L’informel dans le collimateur

Cette tendance a été ressentie en 2016 quand le nombre de contrôles a augmenté de près de 36%, passant de 2200 contrôles ponctuels et globaux à plus de 3000. “C’est ce qui a probablement accentué cette impression d’acharnement”, commente Faraj, qui précise que dans le lot, il n’y a pas que les grandes entreprises. Plus de 300 médecins ont ainsi été contrôlés contre une moyenne de 60 par an sur une population totale de 19 000 médecins auparavant. Les écoles privées sont également passées par la case de vérification des déclarations. Et pour répondre à la demande du patronat qui réclame l’élargissement de l’assiette fiscale en tapant sur l’informel, Omar Faraj acquiesce : “Il y a un important travail qui est fait à ce niveau en collaboration avec d’autres administrations, notamment la douane. Nous avons épinglé plus de 100 entreprises qui étaient absentes du radar de la DGI”. La première opération de ce genre a débouché sur une recette de redressement de 200 millions de dirhams. “Nous utilisons tous les moyens, même les plus insoupçonnés, pour aller chercher ces opérateurs de l’informel”, confie-t-il. Grâce à l’analyse des factures de l’eau et de l’électricité par exemple, l’administration fiscale a pu remonter la piste d’usines clandestines, dont une nichée “au milieu d’un champ”. L’esprit qui anime aujourd’hui la DGI est que “l’intensification du contrôle agisse de manière directe sur l’augmentation des recettes spontanées”.

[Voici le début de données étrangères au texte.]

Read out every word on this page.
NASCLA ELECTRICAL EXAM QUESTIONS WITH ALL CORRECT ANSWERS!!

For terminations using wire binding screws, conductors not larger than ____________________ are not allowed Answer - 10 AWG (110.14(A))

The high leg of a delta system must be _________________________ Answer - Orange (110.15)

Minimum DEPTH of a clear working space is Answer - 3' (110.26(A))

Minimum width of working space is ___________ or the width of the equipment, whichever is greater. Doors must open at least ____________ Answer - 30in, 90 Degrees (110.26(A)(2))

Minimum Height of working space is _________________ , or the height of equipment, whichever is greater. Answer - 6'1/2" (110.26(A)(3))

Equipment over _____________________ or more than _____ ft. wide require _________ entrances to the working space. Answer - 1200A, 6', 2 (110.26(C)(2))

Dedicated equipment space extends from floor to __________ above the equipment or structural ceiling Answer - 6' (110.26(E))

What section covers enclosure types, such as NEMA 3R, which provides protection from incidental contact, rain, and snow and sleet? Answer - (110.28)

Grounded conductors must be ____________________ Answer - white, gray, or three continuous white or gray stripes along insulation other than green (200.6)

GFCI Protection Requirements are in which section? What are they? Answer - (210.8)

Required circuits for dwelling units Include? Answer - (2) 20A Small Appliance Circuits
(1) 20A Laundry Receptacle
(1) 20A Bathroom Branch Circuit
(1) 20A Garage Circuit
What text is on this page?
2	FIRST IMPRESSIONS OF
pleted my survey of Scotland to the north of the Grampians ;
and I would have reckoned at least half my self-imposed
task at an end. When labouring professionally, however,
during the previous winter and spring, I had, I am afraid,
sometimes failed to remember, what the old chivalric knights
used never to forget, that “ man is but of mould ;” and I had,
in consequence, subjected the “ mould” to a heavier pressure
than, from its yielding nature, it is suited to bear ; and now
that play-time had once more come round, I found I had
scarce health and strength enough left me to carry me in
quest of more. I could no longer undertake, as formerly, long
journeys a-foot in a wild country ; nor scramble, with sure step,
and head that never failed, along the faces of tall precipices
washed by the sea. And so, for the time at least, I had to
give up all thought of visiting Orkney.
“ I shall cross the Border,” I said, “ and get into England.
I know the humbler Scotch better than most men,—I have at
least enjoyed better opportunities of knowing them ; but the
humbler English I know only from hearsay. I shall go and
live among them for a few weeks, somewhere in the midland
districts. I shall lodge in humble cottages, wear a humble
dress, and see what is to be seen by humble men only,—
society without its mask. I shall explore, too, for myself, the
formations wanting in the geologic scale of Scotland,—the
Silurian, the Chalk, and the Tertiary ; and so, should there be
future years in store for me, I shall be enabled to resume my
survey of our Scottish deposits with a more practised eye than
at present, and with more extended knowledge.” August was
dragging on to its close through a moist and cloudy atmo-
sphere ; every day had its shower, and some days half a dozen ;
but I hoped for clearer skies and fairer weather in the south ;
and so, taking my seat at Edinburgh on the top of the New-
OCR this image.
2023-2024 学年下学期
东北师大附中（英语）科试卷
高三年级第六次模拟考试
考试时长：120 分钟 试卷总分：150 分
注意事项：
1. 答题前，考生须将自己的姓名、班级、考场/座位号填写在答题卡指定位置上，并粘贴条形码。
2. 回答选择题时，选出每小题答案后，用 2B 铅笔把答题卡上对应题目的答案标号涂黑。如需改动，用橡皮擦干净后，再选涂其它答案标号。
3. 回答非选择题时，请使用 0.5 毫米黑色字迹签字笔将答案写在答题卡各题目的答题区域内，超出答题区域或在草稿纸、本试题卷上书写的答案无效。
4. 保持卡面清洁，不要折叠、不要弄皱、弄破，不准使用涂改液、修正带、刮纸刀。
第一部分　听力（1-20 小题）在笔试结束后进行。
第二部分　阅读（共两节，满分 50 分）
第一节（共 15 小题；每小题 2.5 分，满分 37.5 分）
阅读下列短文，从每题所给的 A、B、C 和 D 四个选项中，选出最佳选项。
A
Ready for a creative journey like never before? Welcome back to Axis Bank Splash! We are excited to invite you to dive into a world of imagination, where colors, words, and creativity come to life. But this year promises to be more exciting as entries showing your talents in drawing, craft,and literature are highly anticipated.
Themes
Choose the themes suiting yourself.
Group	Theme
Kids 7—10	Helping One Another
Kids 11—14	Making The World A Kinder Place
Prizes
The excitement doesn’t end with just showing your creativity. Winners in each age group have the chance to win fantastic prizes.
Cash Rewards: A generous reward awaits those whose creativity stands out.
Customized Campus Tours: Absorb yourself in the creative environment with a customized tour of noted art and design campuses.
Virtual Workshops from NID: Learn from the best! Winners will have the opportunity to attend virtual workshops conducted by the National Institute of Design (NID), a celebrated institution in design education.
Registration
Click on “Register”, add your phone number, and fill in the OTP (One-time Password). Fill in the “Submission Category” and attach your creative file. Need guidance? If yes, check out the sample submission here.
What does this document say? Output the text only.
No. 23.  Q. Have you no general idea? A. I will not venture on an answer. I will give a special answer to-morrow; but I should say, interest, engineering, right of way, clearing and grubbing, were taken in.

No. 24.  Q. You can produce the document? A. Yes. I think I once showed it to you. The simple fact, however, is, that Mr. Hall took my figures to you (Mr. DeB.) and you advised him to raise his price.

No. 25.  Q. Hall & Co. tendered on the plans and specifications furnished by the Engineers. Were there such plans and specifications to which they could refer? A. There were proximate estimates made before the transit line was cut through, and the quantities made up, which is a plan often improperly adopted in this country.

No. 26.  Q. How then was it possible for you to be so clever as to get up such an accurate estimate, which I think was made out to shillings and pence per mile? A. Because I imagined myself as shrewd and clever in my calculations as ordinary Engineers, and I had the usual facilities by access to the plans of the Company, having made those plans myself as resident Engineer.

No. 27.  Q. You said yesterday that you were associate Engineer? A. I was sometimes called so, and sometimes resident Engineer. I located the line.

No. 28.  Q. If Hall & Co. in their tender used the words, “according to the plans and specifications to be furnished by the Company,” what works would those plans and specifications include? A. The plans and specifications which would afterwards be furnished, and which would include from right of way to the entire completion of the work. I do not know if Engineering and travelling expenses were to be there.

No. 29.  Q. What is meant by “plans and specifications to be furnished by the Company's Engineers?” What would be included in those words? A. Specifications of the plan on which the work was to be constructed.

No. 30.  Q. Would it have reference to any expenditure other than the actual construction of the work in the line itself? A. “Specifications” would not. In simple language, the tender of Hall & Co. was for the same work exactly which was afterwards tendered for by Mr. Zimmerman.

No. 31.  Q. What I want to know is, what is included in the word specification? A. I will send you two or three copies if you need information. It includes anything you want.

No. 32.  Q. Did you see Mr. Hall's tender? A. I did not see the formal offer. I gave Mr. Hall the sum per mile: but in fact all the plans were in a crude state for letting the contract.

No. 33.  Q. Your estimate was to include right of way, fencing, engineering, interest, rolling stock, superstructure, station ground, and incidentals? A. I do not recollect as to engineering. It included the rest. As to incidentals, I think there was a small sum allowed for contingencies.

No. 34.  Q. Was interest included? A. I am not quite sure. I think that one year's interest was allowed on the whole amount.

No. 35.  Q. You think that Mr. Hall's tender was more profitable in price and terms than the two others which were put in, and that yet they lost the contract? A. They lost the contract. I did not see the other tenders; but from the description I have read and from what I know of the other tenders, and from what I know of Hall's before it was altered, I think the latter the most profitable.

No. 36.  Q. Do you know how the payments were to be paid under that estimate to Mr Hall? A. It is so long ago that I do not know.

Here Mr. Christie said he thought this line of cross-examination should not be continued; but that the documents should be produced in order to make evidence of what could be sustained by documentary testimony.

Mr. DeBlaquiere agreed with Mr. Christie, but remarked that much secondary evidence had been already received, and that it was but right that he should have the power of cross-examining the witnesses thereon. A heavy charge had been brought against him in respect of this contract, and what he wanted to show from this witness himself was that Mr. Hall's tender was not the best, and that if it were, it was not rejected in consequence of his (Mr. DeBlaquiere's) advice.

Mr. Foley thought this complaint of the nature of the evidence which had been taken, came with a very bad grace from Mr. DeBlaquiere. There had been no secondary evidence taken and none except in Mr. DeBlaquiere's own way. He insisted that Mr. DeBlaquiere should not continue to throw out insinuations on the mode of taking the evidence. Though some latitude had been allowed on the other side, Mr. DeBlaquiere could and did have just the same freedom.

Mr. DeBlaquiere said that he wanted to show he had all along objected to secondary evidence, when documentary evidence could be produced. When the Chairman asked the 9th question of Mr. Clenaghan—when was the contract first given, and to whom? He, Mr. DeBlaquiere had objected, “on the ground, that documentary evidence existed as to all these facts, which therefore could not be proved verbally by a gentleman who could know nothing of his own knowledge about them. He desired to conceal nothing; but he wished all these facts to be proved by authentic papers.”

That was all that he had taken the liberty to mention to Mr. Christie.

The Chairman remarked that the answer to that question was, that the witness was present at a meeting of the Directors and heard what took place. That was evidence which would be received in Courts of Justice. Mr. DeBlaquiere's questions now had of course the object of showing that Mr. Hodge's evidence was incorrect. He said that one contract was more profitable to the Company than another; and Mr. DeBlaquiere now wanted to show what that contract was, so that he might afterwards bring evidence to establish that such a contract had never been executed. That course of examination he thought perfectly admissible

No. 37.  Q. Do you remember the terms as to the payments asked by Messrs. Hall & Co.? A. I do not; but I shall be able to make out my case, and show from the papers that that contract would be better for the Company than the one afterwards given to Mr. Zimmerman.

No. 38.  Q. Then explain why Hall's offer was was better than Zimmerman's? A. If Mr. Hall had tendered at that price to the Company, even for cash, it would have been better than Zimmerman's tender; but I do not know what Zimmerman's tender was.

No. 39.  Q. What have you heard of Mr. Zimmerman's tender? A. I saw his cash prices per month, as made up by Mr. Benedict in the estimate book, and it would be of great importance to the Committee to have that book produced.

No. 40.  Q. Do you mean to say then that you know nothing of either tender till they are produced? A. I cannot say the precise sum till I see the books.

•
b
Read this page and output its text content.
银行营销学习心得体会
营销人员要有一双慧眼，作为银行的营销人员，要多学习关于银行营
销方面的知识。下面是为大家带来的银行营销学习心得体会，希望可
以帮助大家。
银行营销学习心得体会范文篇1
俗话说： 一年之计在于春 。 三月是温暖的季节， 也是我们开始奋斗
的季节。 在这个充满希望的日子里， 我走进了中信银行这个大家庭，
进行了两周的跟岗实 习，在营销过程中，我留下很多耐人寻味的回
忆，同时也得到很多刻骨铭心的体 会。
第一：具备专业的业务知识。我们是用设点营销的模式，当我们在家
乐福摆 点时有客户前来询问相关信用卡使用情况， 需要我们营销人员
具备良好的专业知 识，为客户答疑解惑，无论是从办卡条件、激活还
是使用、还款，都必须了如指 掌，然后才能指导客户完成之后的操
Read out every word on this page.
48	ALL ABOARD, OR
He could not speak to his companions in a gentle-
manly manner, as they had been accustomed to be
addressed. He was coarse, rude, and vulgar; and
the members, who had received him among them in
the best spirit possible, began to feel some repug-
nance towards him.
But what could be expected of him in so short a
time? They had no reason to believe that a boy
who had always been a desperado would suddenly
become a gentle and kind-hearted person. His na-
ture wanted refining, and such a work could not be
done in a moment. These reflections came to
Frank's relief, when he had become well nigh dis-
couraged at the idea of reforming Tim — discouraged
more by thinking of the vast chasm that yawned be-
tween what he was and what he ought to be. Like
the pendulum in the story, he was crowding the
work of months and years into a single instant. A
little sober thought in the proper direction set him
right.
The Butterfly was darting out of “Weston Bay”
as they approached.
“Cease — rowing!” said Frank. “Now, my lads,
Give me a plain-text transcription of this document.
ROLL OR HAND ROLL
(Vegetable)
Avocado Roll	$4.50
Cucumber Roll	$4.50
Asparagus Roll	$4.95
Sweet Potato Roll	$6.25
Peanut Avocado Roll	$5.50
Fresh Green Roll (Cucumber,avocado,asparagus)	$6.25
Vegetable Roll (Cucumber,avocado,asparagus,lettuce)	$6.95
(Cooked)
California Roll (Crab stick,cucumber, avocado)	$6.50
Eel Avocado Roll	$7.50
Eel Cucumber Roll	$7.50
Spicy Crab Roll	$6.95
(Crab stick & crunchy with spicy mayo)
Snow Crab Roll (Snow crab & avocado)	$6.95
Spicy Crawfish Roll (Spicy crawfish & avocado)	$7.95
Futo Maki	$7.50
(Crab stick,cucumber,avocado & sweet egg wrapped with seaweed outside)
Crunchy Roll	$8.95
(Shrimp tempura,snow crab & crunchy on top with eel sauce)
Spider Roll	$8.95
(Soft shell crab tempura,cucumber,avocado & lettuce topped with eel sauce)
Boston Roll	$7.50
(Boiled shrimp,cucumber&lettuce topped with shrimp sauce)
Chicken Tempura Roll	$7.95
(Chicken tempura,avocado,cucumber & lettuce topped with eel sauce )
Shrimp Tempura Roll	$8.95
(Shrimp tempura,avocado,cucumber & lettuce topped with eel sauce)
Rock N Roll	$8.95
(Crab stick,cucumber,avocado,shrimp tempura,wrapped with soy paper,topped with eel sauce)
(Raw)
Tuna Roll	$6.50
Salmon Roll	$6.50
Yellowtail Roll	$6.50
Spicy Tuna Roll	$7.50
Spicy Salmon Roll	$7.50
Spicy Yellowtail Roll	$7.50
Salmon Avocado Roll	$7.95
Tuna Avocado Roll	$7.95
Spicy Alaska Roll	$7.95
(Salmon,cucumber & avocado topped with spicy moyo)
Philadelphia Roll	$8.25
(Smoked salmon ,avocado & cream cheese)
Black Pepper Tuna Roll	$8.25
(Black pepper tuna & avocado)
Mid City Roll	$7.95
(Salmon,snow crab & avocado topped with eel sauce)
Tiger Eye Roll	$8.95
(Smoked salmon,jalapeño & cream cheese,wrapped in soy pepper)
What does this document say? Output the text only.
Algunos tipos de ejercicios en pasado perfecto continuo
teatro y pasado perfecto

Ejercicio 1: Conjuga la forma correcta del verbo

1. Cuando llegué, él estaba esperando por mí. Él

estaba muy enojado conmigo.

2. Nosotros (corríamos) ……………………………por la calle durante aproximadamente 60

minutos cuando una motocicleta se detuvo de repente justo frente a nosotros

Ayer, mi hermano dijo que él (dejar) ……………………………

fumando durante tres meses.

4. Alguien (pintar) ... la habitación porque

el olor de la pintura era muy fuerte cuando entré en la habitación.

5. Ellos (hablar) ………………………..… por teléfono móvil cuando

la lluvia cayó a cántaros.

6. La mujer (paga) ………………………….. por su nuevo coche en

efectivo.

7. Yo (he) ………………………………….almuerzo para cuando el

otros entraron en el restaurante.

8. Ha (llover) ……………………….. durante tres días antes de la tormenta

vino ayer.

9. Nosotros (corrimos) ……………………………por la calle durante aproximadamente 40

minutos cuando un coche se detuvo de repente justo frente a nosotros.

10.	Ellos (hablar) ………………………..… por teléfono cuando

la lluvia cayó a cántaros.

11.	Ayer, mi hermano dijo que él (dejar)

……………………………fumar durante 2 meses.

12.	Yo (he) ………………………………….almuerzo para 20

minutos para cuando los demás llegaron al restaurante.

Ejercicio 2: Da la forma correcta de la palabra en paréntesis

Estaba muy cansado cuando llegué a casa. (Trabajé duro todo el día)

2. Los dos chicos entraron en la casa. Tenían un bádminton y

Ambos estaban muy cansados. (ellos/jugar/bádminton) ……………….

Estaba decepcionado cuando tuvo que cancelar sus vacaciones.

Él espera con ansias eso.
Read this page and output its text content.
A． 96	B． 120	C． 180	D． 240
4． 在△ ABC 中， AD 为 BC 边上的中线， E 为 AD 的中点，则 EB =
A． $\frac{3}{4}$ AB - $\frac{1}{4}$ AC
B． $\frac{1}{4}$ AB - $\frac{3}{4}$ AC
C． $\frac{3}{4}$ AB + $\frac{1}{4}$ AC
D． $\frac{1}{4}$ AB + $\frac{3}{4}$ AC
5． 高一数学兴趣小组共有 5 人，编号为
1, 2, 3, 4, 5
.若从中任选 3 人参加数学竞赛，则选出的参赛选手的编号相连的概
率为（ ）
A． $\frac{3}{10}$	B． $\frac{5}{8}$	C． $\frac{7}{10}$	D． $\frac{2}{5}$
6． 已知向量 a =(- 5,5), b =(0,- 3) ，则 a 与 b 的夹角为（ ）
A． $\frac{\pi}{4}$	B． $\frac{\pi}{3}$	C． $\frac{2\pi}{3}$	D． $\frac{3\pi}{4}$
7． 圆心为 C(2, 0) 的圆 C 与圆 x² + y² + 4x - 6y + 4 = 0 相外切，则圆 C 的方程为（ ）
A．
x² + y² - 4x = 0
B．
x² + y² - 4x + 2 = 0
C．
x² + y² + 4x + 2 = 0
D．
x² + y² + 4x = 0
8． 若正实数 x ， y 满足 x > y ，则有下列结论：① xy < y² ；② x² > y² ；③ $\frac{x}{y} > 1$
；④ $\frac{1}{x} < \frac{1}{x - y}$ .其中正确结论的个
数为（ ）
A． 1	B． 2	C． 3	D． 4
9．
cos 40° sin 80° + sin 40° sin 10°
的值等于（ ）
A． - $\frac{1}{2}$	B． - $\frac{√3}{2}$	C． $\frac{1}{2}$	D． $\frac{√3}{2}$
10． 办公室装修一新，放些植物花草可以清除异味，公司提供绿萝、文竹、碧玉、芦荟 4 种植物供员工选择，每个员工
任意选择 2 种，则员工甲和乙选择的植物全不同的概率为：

Le pouvoir de l’interprétation

Ce que l’administration fiscale ne peut toutefois nier, c’est l’existence d’un véritable problème d’interprétation de la loi. Ce qui représente le principal facteur de risque pour les entreprises, notamment les plus grandes d’entre elles. “À l’origine de tous les problèmes entre les opérateurs et l’administration, c’est notre réglementation qui est complexe et incomplète”, reconnaît Boukhriss. Un constat partagé par la DGI, dont le patron affirme qu’un important chantier a été lancé dans ce sens : “Nous sommes conscients que certains textes sont à revoir. Nous nous réunissons avec toutes les parties prenantes pour apporter les clarifications nécessaires aux textes qui posent problème, les dernières Lois de Finances ont apporté plusieurs modifications dans ce sens”. Les textes ne nécessitant pas de passer par la case “parlement” sont clarifiés par une note circulaire qui informe sur la seule interprétation valable. Pour rassurer davantage les entreprises sur les bonnes intentions de la DGI, Faraj nous confie avoir demandé à ses équipes d’éviter autant que possible d’inclure les interprétations de textes dans les motifs de redressement. “Les notifications non motivées sont bannies. Toute notification doit être accompagnée de justificatifs chiffrés permettant à l’entreprise de répondre”, nous explique-t-il. Et si, malgré cela, l’entreprise s’estime lésée, elle peut déposer des recours devant la commission locale ou nationale (un organe d’arbitrage), ou aller à la justice administrative où la DGI perd généralement la moitié de ses procès.